John Coughlan

Coughlan appeared on the list of ‘missing persons’ in the Irish Times of 22 August 1921. The strong circumstantial evidence points to the body in the press report being Coughlan

1920 Aug 14 Kidnapped and later died in IRA captivity

 

From Cork Spy Files

It must have been Coughlan’s body that washed ashore at Ballybranigan Strand, seven miles from Midleton, Co Cork, on September 3, 1920. Although the body was too decomposed for identification, the fact that it was tied to a cart axle pointed to Coughlan. His remains were buried in Knockgriffin Cemetery.

Coughlan allegedly hanged himself while being held in IRA custody for having allowed his daughters to be used as ‘prostitutes’ by British forces. Those who executed him tied his body to a cart axle and threw it into the sea, but it was washed up shortly afterwards and identified. The IRA claimed later to have obtained evidence that Coughlan was a spy. He died in IRA custody at Aghada near Midleton.

The only John Coughlan listed in the 1911 census as resident in Queenstown resided in Barry’s Lane with his wife Anne, a son, and three daughters whose ages in 1920 would have been about 24, 19, and 14. Coughlan was a Catholic and a ‘general labourer’.

This ghoulish story finds an explanation in an interview given by former Volunteer Michael (Mick) Leahy to Ernie O’Malley sometime in the early 1950s: “The strangest thing about the first spy who met his death through us was that we didn’t shoot him. In Cobh we arrested this fellow [John Coughlan] for using his two daughters as prostitutes for the British and we took him to Aghada and we wanted to [illegible] for a while. He was kept in May Higgins [house] in a loft and there was a girl there. She was bringing him up his breakfast when she found him hanging to a rafter, dead.

“I got four lads to bury him.

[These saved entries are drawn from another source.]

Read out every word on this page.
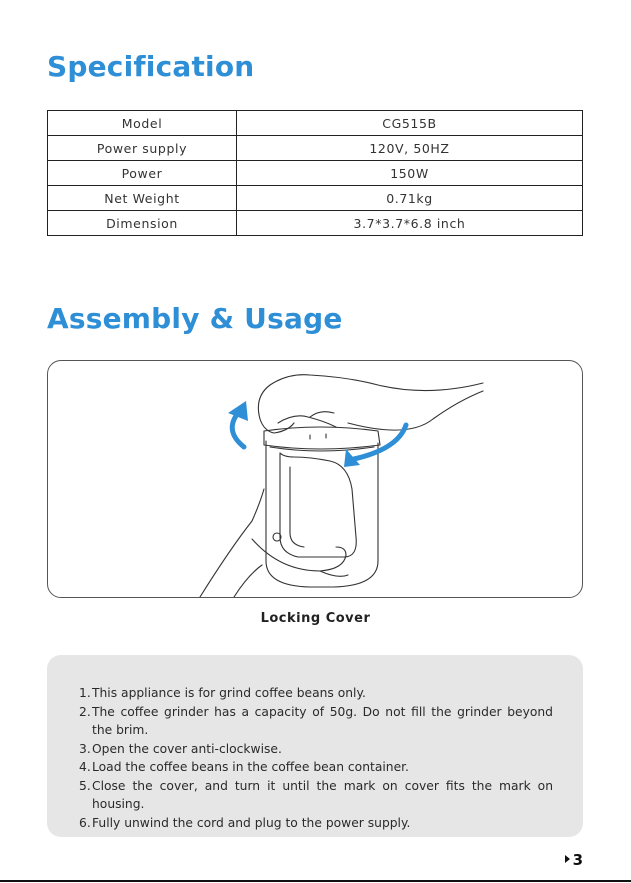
Specification
Model	CG515B
Power supply	120V, 50HZ
Power	150W
Net Weight	0.71kg
Dimension	3.7*3.7*6.8 inch
Assembly & Usage
Locking Cover
1. This appliance is for grind coffee beans only.
2. The coffee grinder has a capacity of 50g. Do not fill the grinder beyond the brim.
3. Open the cover anti-clockwise.
4. Load the coffee beans in the coffee bean container.
5. Close the cover, and turn it until the mark on cover fits the mark on housing.
6. Fully unwind the cord and plug to the power supply.
3
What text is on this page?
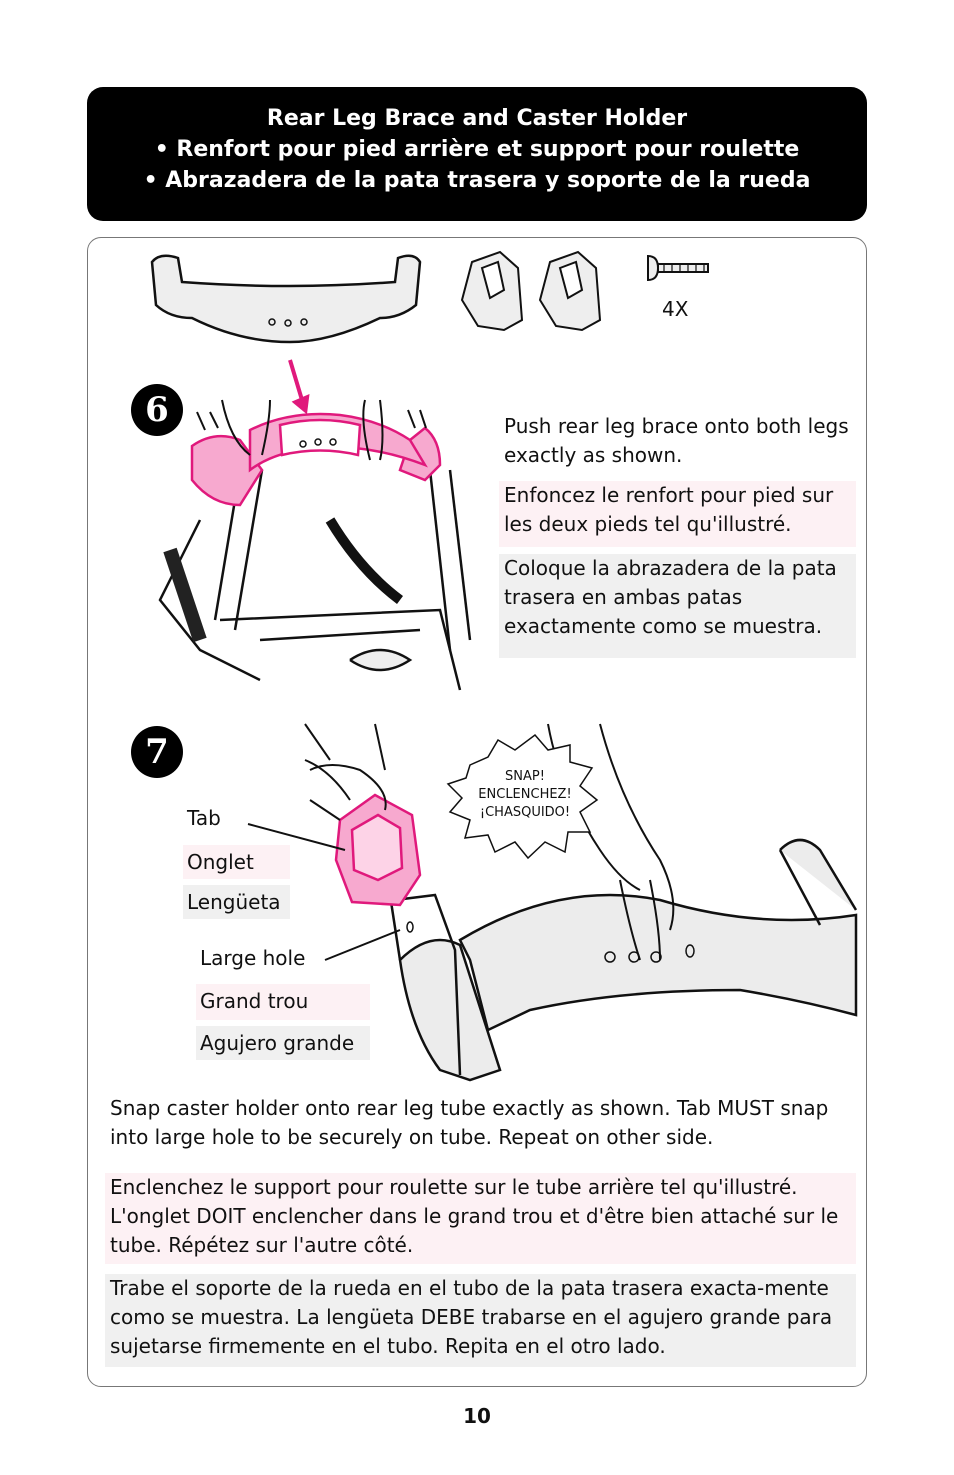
Rear Leg Brace and Caster Holder
• Renfort pour pied arrière et support pour roulette
• Abrazadera de la pata trasera y soporte de la rueda
4X
6	Push rear leg brace onto both legs exactly as shown.
Enfoncez le renfort pour pied sur les deux pieds tel qu'illustré.
Coloque la abrazadera de la pata trasera en ambas patas exactamente como se muestra.
7
SNAP!
ENCLENCHEZ!
¡CHASQUIDO!
Tab
Onglet
Lengüeta
Large hole
Grand trou
Agujero grande
Snap caster holder onto rear leg tube exactly as shown. Tab MUST snap into large hole to be securely on tube. Repeat on other side.
Enclenchez le support pour roulette sur le tube arrière tel qu'illustré. L'onglet DOIT enclencher dans le grand trou et d'être bien attaché sur le tube. Répétez sur l'autre côté.
Trabe el soporte de la rueda en el tubo de la pata trasera exacta-mente como se muestra. La lengüeta DEBE trabarse en el agujero grande para sujetarse firmemente en el tubo. Repita en el otro lado.
10
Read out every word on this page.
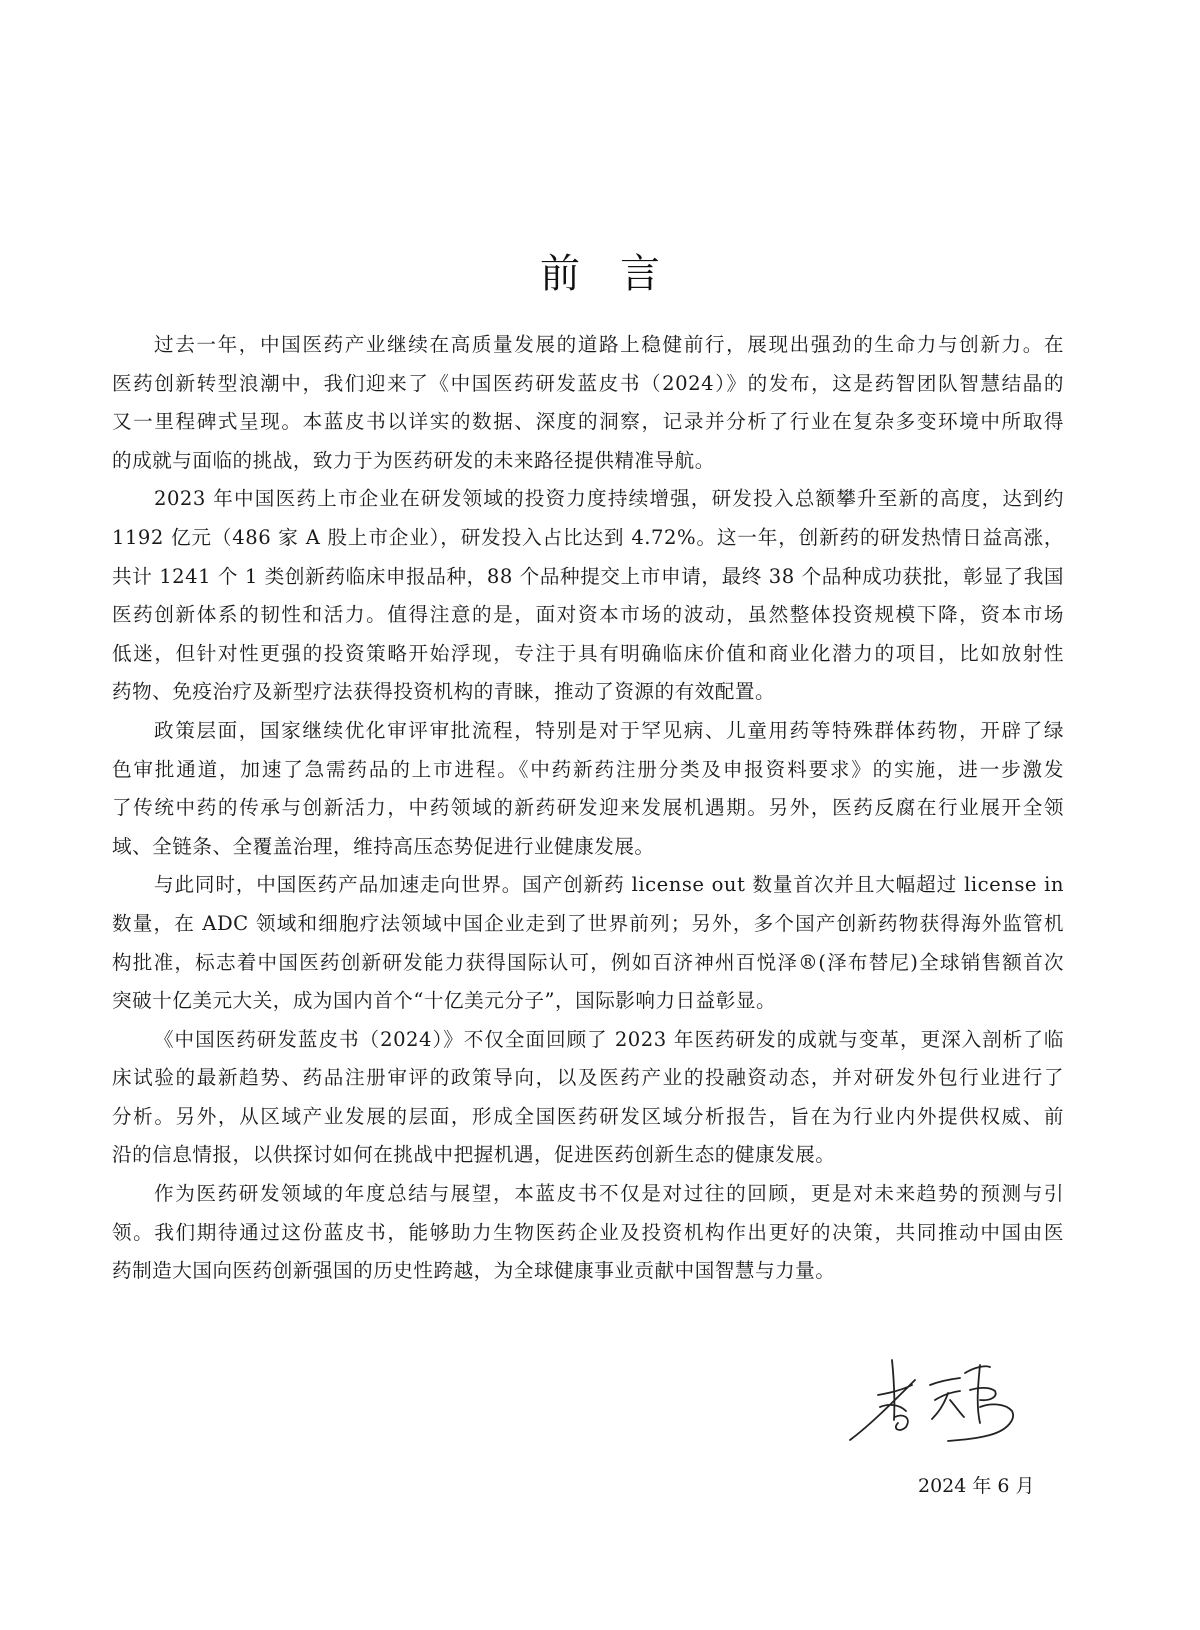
前言
过去一年，中国医药产业继续在高质量发展的道路上稳健前行，展现出强劲的生命力与创新力。在
医药创新转型浪潮中，我们迎来了《中国医药研发蓝皮书（2024）》的发布，这是药智团队智慧结晶的
又一里程碑式呈现。本蓝皮书以详实的数据、深度的洞察，记录并分析了行业在复杂多变环境中所取得
的成就与面临的挑战，致力于为医药研发的未来路径提供精准导航。
2023 年中国医药上市企业在研发领域的投资力度持续增强，研发投入总额攀升至新的高度，达到约
1192 亿元（486 家 A 股上市企业），研发投入占比达到 4.72%。这一年，创新药的研发热情日益高涨，
共计 1241 个 1 类创新药临床申报品种，88 个品种提交上市申请，最终 38 个品种成功获批，彰显了我国
医药创新体系的韧性和活力。值得注意的是，面对资本市场的波动，虽然整体投资规模下降，资本市场
低迷，但针对性更强的投资策略开始浮现，专注于具有明确临床价值和商业化潜力的项目，比如放射性
药物、免疫治疗及新型疗法获得投资机构的青睐，推动了资源的有效配置。
政策层面，国家继续优化审评审批流程，特别是对于罕见病、儿童用药等特殊群体药物，开辟了绿
色审批通道，加速了急需药品的上市进程。《中药新药注册分类及申报资料要求》的实施，进一步激发
了传统中药的传承与创新活力，中药领域的新药研发迎来发展机遇期。另外，医药反腐在行业展开全领
域、全链条、全覆盖治理，维持高压态势促进行业健康发展。
与此同时，中国医药产品加速走向世界。国产创新药 license out 数量首次并且大幅超过 license in
数量，在 ADC 领域和细胞疗法领域中国企业走到了世界前列；另外，多个国产创新药物获得海外监管机
构批准，标志着中国医药创新研发能力获得国际认可，例如百济神州百悦泽®(泽布替尼)全球销售额首次
突破十亿美元大关，成为国内首个“十亿美元分子”，国际影响力日益彰显。
《中国医药研发蓝皮书（2024）》不仅全面回顾了 2023 年医药研发的成就与变革，更深入剖析了临
床试验的最新趋势、药品注册审评的政策导向，以及医药产业的投融资动态，并对研发外包行业进行了
分析。另外，从区域产业发展的层面，形成全国医药研发区域分析报告，旨在为行业内外提供权威、前
沿的信息情报，以供探讨如何在挑战中把握机遇，促进医药创新生态的健康发展。
作为医药研发领域的年度总结与展望，本蓝皮书不仅是对过往的回顾，更是对未来趋势的预测与引
领。我们期待通过这份蓝皮书，能够助力生物医药企业及投资机构作出更好的决策，共同推动中国由医
药制造大国向医药创新强国的历史性跨越，为全球健康事业贡献中国智慧与力量。
2024 年 6 月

Paddy Sullivan from Cobh, who was later executed in Cork Gaol after he had been caught in [the Battle of] Clonmult, [was one of them.] Later on he asked me did we see the Examiner. And when I read it, I found that a body, which had been tied to an axle, had washed ashore. The lads had not buried him. They had tied him to a car axle and had flung him out into the sea. He was in the morgue in Midleton, I was told, in the workhouse.

“We visited the morgue, but at the time the bad flu was raging and the morgue was full of corpses. We went from corpse to corpse with a flash lamp, pulling up the clothes to look for our man.

“At last we came to a corpse and when we pulled back the cloth, we found that the crabs had got hold of his face and that there was nothing of it left. A month later, we got evidence that this man had been a spy and that’s why he hanged himself.”